1.4 Frequency, Frequency Tables, and Levels of Measurement

LEARNING OBJECTIVES

  • Classify data by level of measurement.
  • Create and interpret frequency tables.

Once we have a set of data, we need to organize it so that we can analyze how frequently each datum occurs in the set.  However, when calculating the frequency, we may need to round our answers so that they are as precise as possible.

A simple way to round off answers is to carry the final answer to one more decimal place than was present in the original data.  Round off only the final answer.  Do not round off any intermediate results, if possible.  If it becomes necessary to round off intermediate results, carry them to at least twice as many decimal places as the final answer.  For example, the average of the three quiz scores four, six, and nine is 6.3, rounded off to the nearest tenth because the data are whole numbers.  Most answers will be rounded off in this manner.

Levels of Measurement

The way a set of data is measured is called its level of measurement.  Correct statistical procedures depend on a researcher being familiar with levels of measurement.  Not every statistical operation can be applied to every set of data.  In addition to being classified as quantitative or qualitative, data is classified into four levels of measurement.  They are (from lowest to highest level):

Qualitative Data Quantitative Data
Nominal Scale Level Ordinal Scale Level Interval Scale Level Ratio Scale Level

Data that is measured using a nominal scale is data that can be placed into categories.  Colors, names, labels, favorite foods, and yes/no survey responses are examples of nominal level data.  Nominal scale data are not ordered, which means the categories of the data are not ordered.  For example, trying to “order” people according to their favorite food does not make any sense.  Putting pizza first and sushi second is not meaningful.

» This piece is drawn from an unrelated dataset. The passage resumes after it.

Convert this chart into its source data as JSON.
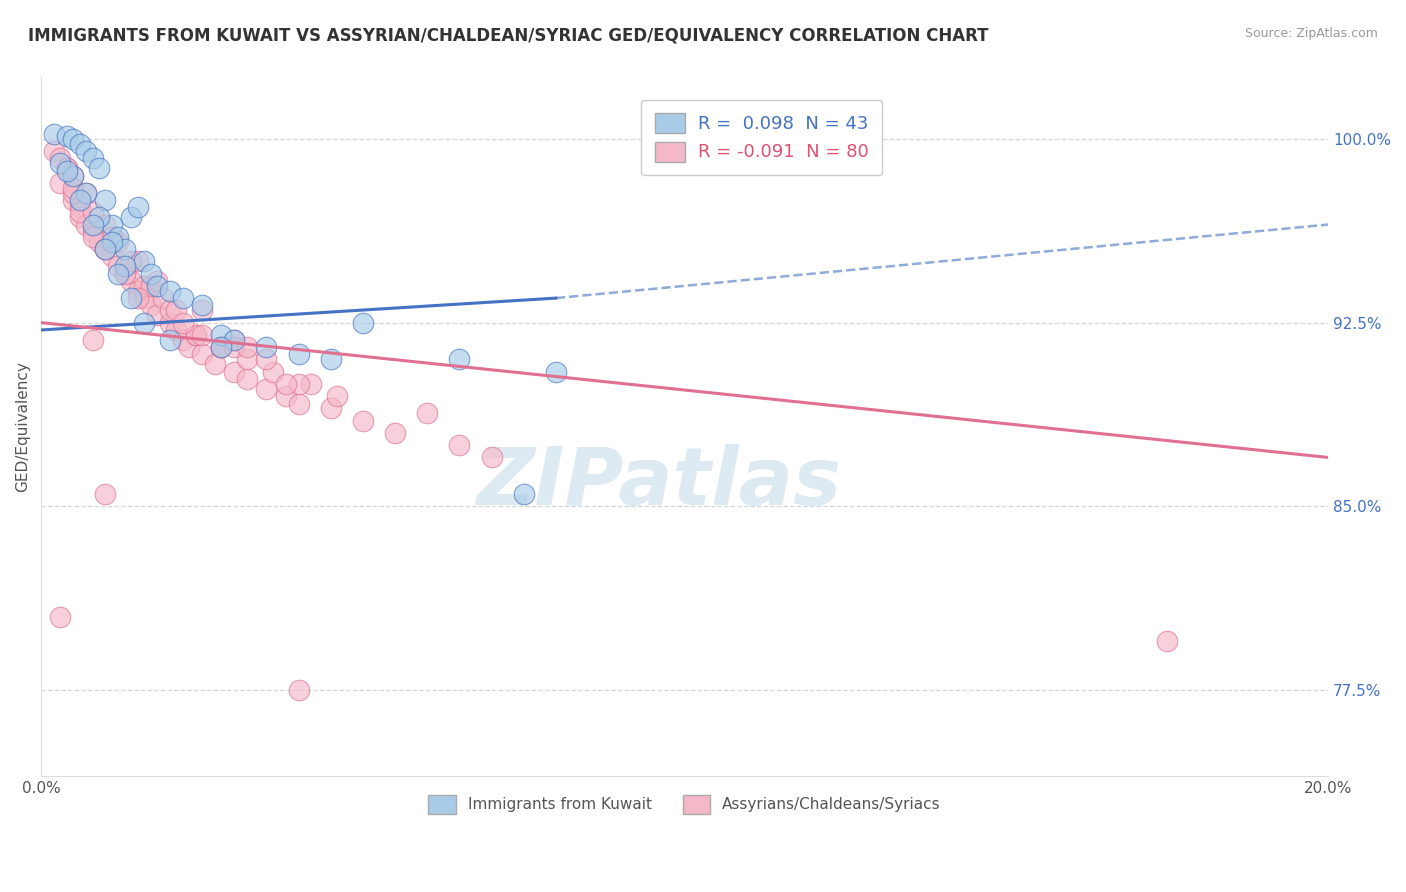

Smartphone companies are another example of nominal scale data.  Some examples are Sony, Motorola, Nokia, Samsung, and Apple.  This is just a list of different brand names, and there is no agreed upon order for the categories.  Some people may prefer Apple but that is a matter of opinion.  Because nominal data consists of categories, nominal scale data cannot be used in calculations.

Data that is measured using an ordinal scale is similar to nominal scale data in that the data can be placed into categories, but there is a big difference.  The categories of ordinal scale data can be ordered or ranked.  An example of ordinal scale data is a list of the top five national parks in the United States because the parks can be ranked from one to five.  Another example of using the ordinal scale is a cruise survey where the responses to questions about the cruise are “excellent,” “good,” “satisfactory,” and “unsatisfactory.”  These responses are ordered from the most desired response to the least desired.  In ordinal scale data, the differences between two pieces of data cannot be measured or calculated.  Similar to nominal scale data, ordinal scale data cannot be used in calculations.

Data that is measured using an interval scale is similar to ordinal level data because it has a definite ordering.  However, the differences between interval scale data can be measured or calculated, but the data does not have a starting point.  Temperature scales like Celsius (C) and Fahrenheit (F) are measured by using the interval scale.  In both temperature measurements (Celsius and Fahrenheit), 40° is equal to 100° minus 60°.  The differences in temperature can be measured and make sense.  But there is no starting point to the temperature scales because 0° is not the absolute lowest temperature.  Temperatures like -10°F and -15°C exist, and are colder than 0°.  Interval level data can be used in calculations, but ratios do not make sense and cannot be done.  For example, 80°C is not four times as hot as 20°C (nor is 80°F four times as hot as 20°F).  So there is no meaning to the ratio of 80 to 20 (or four to one) in either temperature scale.  In general, ratios have no meaning in interval scale data.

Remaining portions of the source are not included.